Moreover she is a supremely successful editor of Vogue, having seen the circulation climb steadily from 170,000 when she started in 1992 to over 220,000 now. She was rewarded with the OBE in 2005. But a lot of people in the fashion world were shocked when she first got the job. Who was she? They knew she was the daughter of two famous journalists (Drusilla Beyfus and Milton Shulman) and a good journalist herself but she had never worked as a fashion editor; she had never even been to the collections. Her previous job was editor of GQ - before that she worked at Tatler and as women's editor of the Sunday Telegraph. The day before she started at Vogue her sister Nicola (who is now the Marchioness of Normanby) took Alex to Browns and made her buy a suit - 'I remember it was a Lolita Lempicka with shoulder pads and zips all over it. I suppose I thought this is what an editor of Vogue wears!' But she didn't even think about what to wear for her first collections because it never occurred to her that anyone would be looking at her. Surely she can't have been so naive? She says now she realises that of course everyone would be inspecting her but at the time she didn't give it a thought.

I said I wanted to interview her. She said no - but I could come and hang around at Vogue and watch them preparing the March issue, and no doubt someone would be able to elucidate the mystery of handbags. In the event I never did solve the mystery of handbags - I got sidetracked by shoes, which are getting very weird indeed - but I enjoyed my little foray into the epicentre of fashion. It is a surprisingly cramped office on the sixth floor of Vogue House filled with beautiful white orchids and beautiful white girls.

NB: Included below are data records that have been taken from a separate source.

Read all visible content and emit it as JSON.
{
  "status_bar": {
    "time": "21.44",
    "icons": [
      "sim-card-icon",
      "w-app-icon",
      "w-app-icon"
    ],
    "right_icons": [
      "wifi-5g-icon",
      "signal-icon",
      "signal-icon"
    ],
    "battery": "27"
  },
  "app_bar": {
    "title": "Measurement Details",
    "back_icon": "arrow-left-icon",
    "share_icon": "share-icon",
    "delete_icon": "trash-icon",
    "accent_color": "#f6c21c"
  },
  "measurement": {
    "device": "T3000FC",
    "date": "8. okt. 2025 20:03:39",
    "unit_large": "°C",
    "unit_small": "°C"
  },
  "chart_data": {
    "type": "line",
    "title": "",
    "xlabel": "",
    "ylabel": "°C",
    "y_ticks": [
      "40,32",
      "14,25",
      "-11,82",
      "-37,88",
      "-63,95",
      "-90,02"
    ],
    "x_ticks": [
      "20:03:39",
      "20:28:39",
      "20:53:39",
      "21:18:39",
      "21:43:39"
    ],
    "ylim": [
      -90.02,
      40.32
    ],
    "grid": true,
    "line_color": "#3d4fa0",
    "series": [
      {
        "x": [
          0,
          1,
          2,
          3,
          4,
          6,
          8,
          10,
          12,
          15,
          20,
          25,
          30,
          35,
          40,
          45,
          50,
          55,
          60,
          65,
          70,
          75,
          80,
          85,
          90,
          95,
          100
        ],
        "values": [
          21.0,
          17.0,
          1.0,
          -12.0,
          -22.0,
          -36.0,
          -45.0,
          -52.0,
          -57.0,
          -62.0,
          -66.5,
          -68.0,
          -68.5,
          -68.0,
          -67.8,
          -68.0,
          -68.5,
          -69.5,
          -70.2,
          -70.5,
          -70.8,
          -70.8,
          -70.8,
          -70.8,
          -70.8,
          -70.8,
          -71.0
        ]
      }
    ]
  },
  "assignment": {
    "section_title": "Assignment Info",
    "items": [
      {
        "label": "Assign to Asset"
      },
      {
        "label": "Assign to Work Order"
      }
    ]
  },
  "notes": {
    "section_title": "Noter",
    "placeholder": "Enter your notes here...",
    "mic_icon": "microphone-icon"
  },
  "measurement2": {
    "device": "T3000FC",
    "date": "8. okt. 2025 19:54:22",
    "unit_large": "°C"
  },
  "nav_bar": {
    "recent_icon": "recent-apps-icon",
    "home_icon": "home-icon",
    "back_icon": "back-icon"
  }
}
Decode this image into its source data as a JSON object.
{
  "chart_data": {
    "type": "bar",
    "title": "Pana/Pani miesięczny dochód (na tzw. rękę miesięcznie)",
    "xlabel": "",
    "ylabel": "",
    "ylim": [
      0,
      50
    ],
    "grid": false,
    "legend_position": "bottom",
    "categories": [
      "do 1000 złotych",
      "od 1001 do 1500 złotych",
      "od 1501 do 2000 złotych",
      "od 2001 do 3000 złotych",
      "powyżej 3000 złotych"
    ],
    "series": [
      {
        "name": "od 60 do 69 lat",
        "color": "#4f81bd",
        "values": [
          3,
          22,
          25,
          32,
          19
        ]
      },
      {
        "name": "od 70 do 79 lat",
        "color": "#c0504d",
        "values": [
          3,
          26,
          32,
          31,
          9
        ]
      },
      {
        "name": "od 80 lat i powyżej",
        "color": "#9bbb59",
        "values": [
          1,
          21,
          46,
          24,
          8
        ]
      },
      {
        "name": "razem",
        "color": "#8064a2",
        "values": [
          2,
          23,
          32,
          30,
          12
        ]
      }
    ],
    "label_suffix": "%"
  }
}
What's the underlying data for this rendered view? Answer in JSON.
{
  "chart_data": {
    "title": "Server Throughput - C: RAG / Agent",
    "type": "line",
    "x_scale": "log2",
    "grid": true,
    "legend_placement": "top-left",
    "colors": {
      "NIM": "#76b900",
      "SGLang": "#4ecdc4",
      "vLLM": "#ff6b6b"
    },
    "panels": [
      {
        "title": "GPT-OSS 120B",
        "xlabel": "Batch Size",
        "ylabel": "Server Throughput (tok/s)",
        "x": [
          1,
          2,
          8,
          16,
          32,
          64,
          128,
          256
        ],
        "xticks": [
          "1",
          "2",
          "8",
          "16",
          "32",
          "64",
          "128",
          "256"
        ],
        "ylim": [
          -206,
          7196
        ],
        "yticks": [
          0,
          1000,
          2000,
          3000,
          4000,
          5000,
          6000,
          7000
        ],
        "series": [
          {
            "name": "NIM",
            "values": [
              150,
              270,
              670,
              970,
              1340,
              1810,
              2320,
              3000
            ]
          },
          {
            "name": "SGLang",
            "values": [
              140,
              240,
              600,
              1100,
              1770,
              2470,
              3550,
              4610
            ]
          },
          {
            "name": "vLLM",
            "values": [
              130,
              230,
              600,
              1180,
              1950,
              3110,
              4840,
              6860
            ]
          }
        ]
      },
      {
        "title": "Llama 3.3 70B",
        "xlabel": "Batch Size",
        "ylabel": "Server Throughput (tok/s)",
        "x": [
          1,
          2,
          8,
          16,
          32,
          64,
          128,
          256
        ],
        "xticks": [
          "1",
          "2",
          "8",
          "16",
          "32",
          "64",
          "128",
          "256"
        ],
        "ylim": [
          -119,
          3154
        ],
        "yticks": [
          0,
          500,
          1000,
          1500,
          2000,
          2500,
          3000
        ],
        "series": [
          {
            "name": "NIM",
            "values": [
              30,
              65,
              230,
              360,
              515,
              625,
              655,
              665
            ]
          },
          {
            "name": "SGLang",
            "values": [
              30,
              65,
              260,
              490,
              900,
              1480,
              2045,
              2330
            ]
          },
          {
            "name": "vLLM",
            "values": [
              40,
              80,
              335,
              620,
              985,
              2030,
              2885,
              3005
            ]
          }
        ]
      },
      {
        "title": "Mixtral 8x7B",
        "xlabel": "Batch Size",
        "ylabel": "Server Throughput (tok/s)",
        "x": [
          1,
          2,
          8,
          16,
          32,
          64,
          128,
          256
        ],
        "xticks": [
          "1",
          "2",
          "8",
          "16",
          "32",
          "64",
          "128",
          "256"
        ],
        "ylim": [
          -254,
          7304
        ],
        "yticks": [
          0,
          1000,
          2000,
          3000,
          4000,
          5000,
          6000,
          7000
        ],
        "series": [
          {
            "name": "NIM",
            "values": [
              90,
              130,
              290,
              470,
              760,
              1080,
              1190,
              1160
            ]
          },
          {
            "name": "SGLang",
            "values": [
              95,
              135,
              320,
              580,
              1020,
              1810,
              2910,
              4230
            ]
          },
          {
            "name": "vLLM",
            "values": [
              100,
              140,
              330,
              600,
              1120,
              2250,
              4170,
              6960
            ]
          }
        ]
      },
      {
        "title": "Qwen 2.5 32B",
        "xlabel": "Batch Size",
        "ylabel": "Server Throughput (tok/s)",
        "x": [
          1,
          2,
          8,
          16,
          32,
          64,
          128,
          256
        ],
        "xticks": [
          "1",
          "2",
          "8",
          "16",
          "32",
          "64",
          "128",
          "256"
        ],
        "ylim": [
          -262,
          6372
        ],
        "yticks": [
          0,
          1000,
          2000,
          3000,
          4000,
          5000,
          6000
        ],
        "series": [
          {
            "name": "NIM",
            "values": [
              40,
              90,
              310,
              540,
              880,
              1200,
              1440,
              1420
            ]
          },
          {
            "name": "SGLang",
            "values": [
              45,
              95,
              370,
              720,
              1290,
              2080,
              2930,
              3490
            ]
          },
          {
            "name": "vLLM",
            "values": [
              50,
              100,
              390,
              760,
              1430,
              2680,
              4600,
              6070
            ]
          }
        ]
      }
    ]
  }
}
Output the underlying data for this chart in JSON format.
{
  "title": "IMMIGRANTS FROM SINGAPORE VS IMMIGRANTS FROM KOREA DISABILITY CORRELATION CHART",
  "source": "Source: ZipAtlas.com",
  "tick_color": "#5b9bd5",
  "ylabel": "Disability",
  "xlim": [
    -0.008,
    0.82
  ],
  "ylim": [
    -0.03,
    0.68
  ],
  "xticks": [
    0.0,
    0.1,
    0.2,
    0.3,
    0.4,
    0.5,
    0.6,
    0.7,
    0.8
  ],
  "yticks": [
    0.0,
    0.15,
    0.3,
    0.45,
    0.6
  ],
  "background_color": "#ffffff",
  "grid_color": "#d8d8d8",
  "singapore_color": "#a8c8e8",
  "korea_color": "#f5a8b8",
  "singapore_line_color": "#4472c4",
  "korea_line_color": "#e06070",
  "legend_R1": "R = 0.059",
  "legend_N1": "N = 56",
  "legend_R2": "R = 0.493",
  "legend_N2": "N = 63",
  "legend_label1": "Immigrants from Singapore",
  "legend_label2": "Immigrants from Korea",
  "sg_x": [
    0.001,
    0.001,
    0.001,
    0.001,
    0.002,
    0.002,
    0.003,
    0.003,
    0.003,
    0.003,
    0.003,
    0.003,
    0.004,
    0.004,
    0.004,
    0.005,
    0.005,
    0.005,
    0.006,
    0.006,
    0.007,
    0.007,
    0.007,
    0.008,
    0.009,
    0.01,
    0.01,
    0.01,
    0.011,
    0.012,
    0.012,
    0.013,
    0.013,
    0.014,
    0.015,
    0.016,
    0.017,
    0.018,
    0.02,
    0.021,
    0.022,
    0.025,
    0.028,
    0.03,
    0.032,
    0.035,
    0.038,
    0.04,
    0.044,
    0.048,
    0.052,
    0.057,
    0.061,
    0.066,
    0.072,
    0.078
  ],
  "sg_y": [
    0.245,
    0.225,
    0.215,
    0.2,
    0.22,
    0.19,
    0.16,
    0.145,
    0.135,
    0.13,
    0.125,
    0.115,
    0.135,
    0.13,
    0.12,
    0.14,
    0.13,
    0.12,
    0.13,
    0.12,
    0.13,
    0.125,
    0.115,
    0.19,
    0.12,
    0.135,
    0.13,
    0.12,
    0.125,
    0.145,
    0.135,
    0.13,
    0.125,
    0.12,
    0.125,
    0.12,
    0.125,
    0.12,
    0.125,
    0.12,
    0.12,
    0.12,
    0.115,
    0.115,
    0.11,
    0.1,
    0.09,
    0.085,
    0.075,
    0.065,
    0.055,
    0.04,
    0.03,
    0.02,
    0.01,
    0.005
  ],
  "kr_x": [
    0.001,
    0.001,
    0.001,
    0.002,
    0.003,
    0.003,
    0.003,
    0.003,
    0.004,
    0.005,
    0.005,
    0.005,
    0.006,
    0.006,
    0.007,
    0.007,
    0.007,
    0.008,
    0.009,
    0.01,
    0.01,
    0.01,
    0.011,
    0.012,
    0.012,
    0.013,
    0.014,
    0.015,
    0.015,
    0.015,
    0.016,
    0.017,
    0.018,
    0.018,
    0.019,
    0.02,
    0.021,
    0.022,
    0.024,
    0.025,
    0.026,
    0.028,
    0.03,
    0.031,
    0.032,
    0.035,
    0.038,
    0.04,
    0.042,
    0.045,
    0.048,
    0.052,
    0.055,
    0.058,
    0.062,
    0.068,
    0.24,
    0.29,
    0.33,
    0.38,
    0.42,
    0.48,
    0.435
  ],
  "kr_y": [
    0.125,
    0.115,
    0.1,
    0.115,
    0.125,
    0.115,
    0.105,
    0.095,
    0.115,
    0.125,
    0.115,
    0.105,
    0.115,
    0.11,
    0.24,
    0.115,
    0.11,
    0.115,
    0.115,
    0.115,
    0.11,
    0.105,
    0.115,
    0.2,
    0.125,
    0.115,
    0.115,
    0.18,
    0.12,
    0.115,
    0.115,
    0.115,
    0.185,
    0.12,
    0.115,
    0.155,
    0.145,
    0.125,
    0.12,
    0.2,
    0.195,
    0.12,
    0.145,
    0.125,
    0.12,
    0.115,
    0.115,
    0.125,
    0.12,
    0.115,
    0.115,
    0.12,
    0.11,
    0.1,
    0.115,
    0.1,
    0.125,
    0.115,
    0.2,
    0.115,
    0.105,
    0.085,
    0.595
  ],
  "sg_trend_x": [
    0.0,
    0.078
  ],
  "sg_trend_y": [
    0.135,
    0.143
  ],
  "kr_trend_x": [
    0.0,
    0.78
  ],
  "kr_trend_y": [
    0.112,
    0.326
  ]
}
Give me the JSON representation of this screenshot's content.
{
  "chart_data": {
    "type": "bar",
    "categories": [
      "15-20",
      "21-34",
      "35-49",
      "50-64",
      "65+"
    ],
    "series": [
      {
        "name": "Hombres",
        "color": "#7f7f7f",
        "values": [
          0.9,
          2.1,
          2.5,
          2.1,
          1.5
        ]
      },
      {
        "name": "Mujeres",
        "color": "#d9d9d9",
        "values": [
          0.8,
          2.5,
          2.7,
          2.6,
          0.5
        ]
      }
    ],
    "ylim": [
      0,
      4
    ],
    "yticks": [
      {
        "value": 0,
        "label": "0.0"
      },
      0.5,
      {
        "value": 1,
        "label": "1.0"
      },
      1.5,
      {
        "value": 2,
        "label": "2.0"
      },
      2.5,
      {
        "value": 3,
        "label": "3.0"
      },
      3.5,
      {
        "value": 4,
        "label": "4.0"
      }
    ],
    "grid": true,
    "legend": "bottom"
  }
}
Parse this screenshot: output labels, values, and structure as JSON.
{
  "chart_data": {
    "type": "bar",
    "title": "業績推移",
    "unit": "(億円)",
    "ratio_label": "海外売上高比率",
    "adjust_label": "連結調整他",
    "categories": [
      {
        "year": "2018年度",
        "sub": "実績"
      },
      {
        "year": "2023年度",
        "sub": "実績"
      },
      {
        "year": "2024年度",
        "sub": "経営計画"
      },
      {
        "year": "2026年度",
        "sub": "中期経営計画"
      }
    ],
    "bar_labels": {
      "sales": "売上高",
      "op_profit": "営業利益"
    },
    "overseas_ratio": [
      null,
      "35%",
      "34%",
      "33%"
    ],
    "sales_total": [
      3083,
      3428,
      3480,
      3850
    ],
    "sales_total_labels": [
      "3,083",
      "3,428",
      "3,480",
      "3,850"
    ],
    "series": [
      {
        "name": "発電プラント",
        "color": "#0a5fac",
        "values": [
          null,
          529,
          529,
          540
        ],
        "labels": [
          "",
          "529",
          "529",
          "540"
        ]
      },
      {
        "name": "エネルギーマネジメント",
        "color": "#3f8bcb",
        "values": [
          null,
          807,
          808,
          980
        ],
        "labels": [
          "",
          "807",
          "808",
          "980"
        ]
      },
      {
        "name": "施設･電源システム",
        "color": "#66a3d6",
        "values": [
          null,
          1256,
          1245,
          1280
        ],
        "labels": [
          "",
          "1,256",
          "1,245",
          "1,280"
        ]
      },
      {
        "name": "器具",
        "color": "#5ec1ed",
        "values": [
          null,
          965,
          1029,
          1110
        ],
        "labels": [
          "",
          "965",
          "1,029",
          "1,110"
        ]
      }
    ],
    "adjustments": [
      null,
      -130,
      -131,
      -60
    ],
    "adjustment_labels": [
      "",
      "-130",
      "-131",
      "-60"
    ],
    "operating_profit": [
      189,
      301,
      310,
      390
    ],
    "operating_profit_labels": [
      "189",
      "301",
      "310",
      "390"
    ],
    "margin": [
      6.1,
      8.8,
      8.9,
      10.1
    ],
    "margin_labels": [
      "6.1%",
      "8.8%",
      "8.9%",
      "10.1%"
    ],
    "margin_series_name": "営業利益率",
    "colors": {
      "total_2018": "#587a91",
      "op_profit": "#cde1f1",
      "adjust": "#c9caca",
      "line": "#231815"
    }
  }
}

They all wear 'interesting' shoes or boots but nothing I could identify as a Vogue uniform. I expected it to be like The Devil Wears Prada or Ugly Betty with everyone bitching about everyone else, but there was not even a hint of that. Later, I told Alex I was disappointed by the general lack of bitchiness and she laughed, 'I'm sorry about that! But this is not a bitchy office. It can be tense, it can be competitive, it can be weepy sometimes when you have a lot of women in one office and people get stressed, all that, but it's not bitchy. I don't like people who are bitchy so I probably don't hire them.'

Lucinda Chambers, one of the two fashion directors, has been at Vogue since the Seventies when the terrifying Beatrix Miller still ruled. She remembers once asking Miss Miller (she was always Miss Miller) why there were all these girls weeping in the loos and Miss Miller barked 'Healthy competition!' She ruled by fear. But Alex, says Lucinda, is not like that. 'She's not lovey-dovey but she is completely straight. I think she's fair, but bloody firm.' Alex says her staff all think she's grumpy and Lucinda confirms it but adds, 'We tell her often enough.' Stephen Quinn the publishing director says, 'I always tease her that her staff are more scared of her than mine are of me. She has that grand authority.'

The first couple of editorial meetings I went to were baffling because I couldn't understand who or what anyone was talking about - it took a while to click that Mario was Testino and Kate was Moss and Uma was Thurman and Karl was Lagerfeld. There was much suspense about Sheherazade's floorboards - would they arrive in time? This turned out to be Sheherazade Goldsmith whose new house they were meant to be photographing but apparently it still lacked floorboards and, as Alex remarked, it is quite difficult to photograph rooms without floors. This problem was still unresolved when I left and I have occasionally caught myself wondering, 'Has poor Sheherazade got her floorboards yet?' There was also discussion of a make-up feature in which someone asked anxiously, 'Are we using real people?' 'Yes, but real beautiful people,' soothed Emily Sheffield, the deputy editor, an outstandingly beautiful person herself.